Cut Power Through Peripheral Magic (and SSDs)

You might be focusing all your effort on developing low-power systems by concentrating your efforts on your system’s logic board. Did you stop to consider that you can also find a quick way to cut a lot of power consumption by re-evaluating your choice of peripherals? Here, I’m specifically writing about hard disk drives (HDDs). Many embedded systems, and larger systems, incorporate rotating, mechanical disk drives. Both IDE/PATA and SATA HDDs are increasingly common in all sorts of systems including many embedded designs. Your designs might use either type. I’ve just spent the last three days attending the Flash Memory Summit and the theme of the day and of the year was solid-state drives (SSDs)—assemblages of semiconductors that emulate HDDs at the interface level so that they can plug into existing interfaces in most systems. SSDs can replace HDDs in many cases and save you Watts of power.

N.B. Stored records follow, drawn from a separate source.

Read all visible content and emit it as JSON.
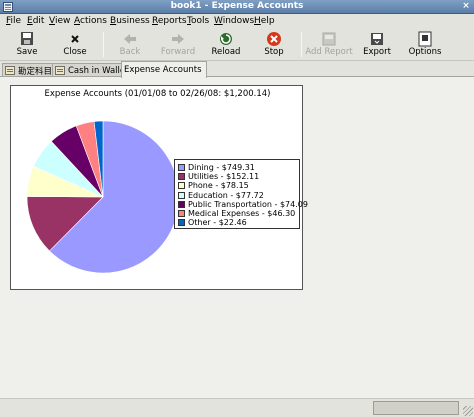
{
  "window": {
    "title": "book1 - Expense Accounts",
    "close_glyph": "×"
  },
  "menu": [
    "File",
    "Edit",
    "View",
    "Actions",
    "Business",
    "Reports",
    "Tools",
    "Windows",
    "Help"
  ],
  "toolbar": {
    "save": "Save",
    "close": "Close",
    "back": "Back",
    "forward": "Forward",
    "reload": "Reload",
    "stop": "Stop",
    "add_report": "Add Report",
    "export": "Export",
    "options": "Options"
  },
  "tabs": [
    {
      "label": "勘定科目",
      "icon": "ledger-icon"
    },
    {
      "label": "Cash in Wallet",
      "icon": "ledger-icon"
    },
    {
      "label": "Expense Accounts",
      "icon": ""
    }
  ],
  "chart_data": {
    "type": "pie",
    "title": "Expense Accounts (01/01/08 to 02/26/08: $1,200.14)",
    "categories": [
      "Dining",
      "Utilities",
      "Phone",
      "Education",
      "Public Transportation",
      "Medical Expenses",
      "Other"
    ],
    "values": [
      749.31,
      152.11,
      78.15,
      77.72,
      74.09,
      46.3,
      22.46
    ],
    "labels": [
      "Dining - $749.31",
      "Utilities - $152.11",
      "Phone - $78.15",
      "Education - $77.72",
      "Public Transportation - $74.09",
      "Medical Expenses - $46.30",
      "Other - $22.46"
    ],
    "colors": [
      "#9999ff",
      "#993366",
      "#ffffcc",
      "#ccffff",
      "#660066",
      "#ff8080",
      "#0066cc"
    ],
    "legend_position": "right"
  }
}
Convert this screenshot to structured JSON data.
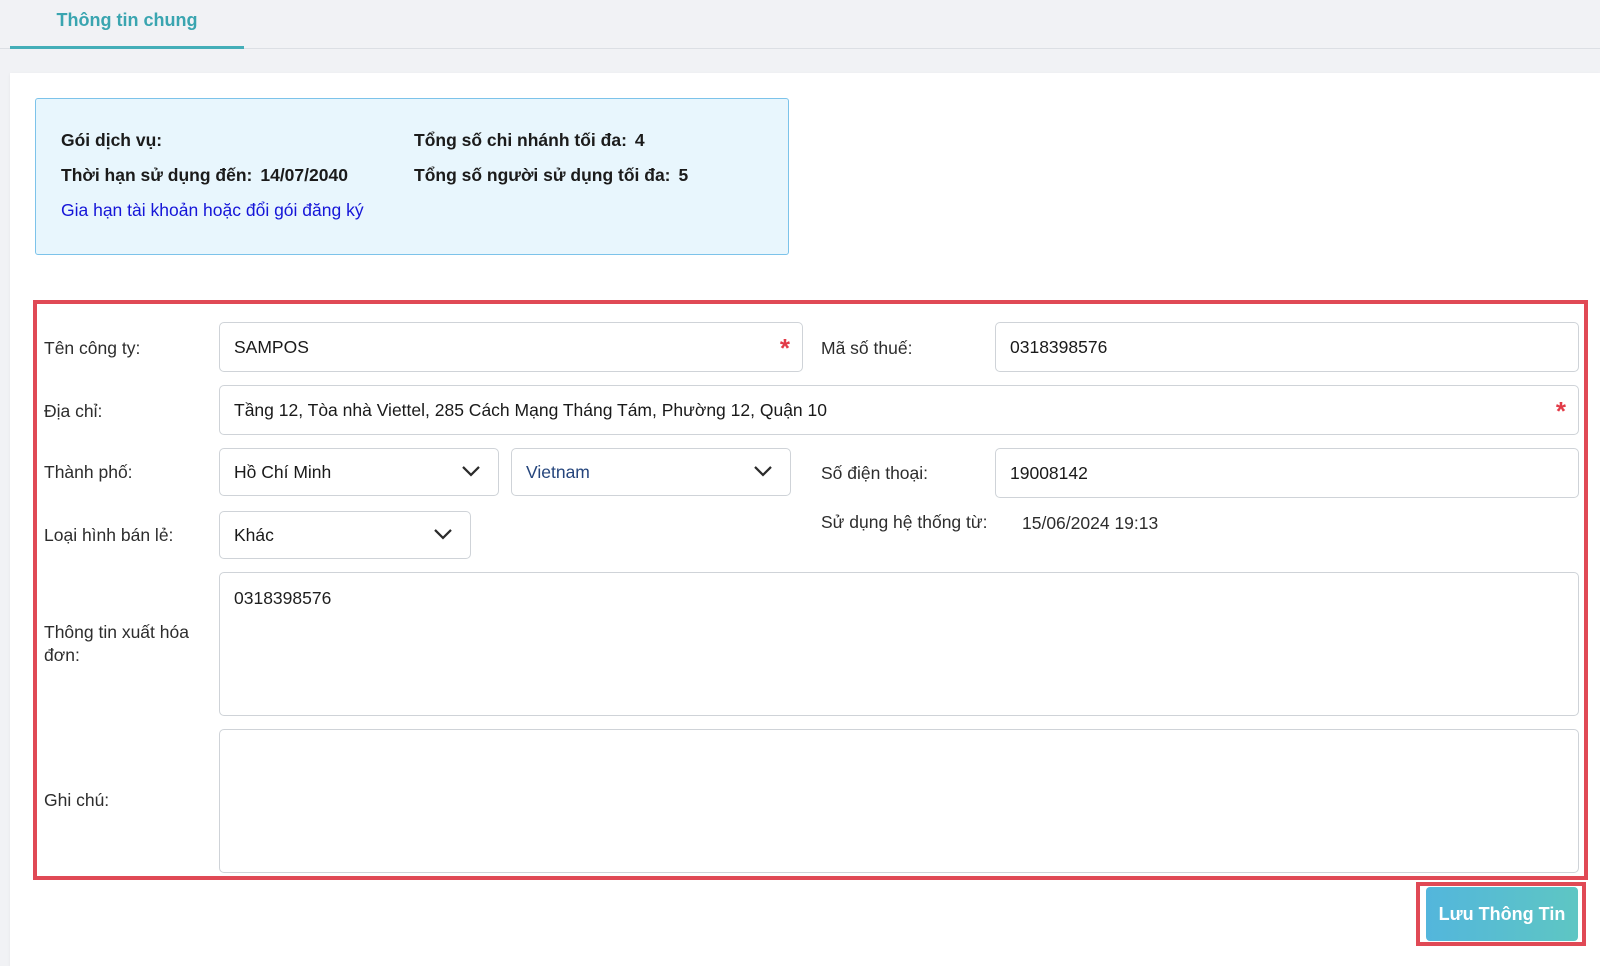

Here’s where a bit of digression is in order. The HDD industry has hit bottom on cost, resulting in the $30 HDD, as explained at the Flash Memory Summit by Sun Microsystems’ Lead Technologist for Flash Memory, Michael Cornwell. The $30 HDD has one platter and one head. It’s the cheapest thing the HDD vendors can make. It rides the bit-density curve and whatever fits on one platter at any given time is what the capacity is. It costs $30 (hence the name).

Lots of embedded products use this cheap HDD for secondary storage. The $30 HDD’s capacity is presently 120 Gbytes, which conveniently works out to 25 cents per Gbyte of storage. However, HDD capacity never stands still. The industry has a consensus road map for improving HDD density 10-30x and the $30 HDD will ride that curve like all of the more expensive HDDs. They will still cost $30.

SSDs of equivalent capacity cost more than $30. A lot more. And they will for a while. While many industry pundits predicted a crossover in cost per Gbyte last year when NAND Flash prices were dropping like a rock, the picture is quite different this year. NAND Flash prices aren’t falling nearly so fast so the pundits are saying (this year) that SSDs will never reach price parity with equivalent-sized HDDs.

For a lot of products, that smaller drive capacity doesn’t matter. For many products, 120 Gbytes of capacity is already way too much and yet that’s the smallest HDD increment you can get today. Not so with SSDs, which are based on NAND Flash chips, not spinning platters. For example, you can get IDE/PATA and SATA SSDs from SanDisk in capacities from 8 to 64 Gbytes. If those capacities work for your design, then you’ll like the power consumption: 0.5W typical, 0.15W average (typical), and 15mW in sleep mode. If the smaller capacities work for your design, you can also save money because at least some of those SanDisk SSDs cost less than $30. Also note that an SSD wakes up much faster than an HDD, so a sleep mode spec has considerable value in many applications.

Switching from an HDD to an SSD may be a very easy way to carve out some power consumption from your design. As an added bonus, the SanDisk drives are even smaller than a conventional 1.8-inch HDD, so you can carve some cubic millimeters from your system design and you can save on BOM cost as well. SSDs have a lot to commend them and merit consideration in your design.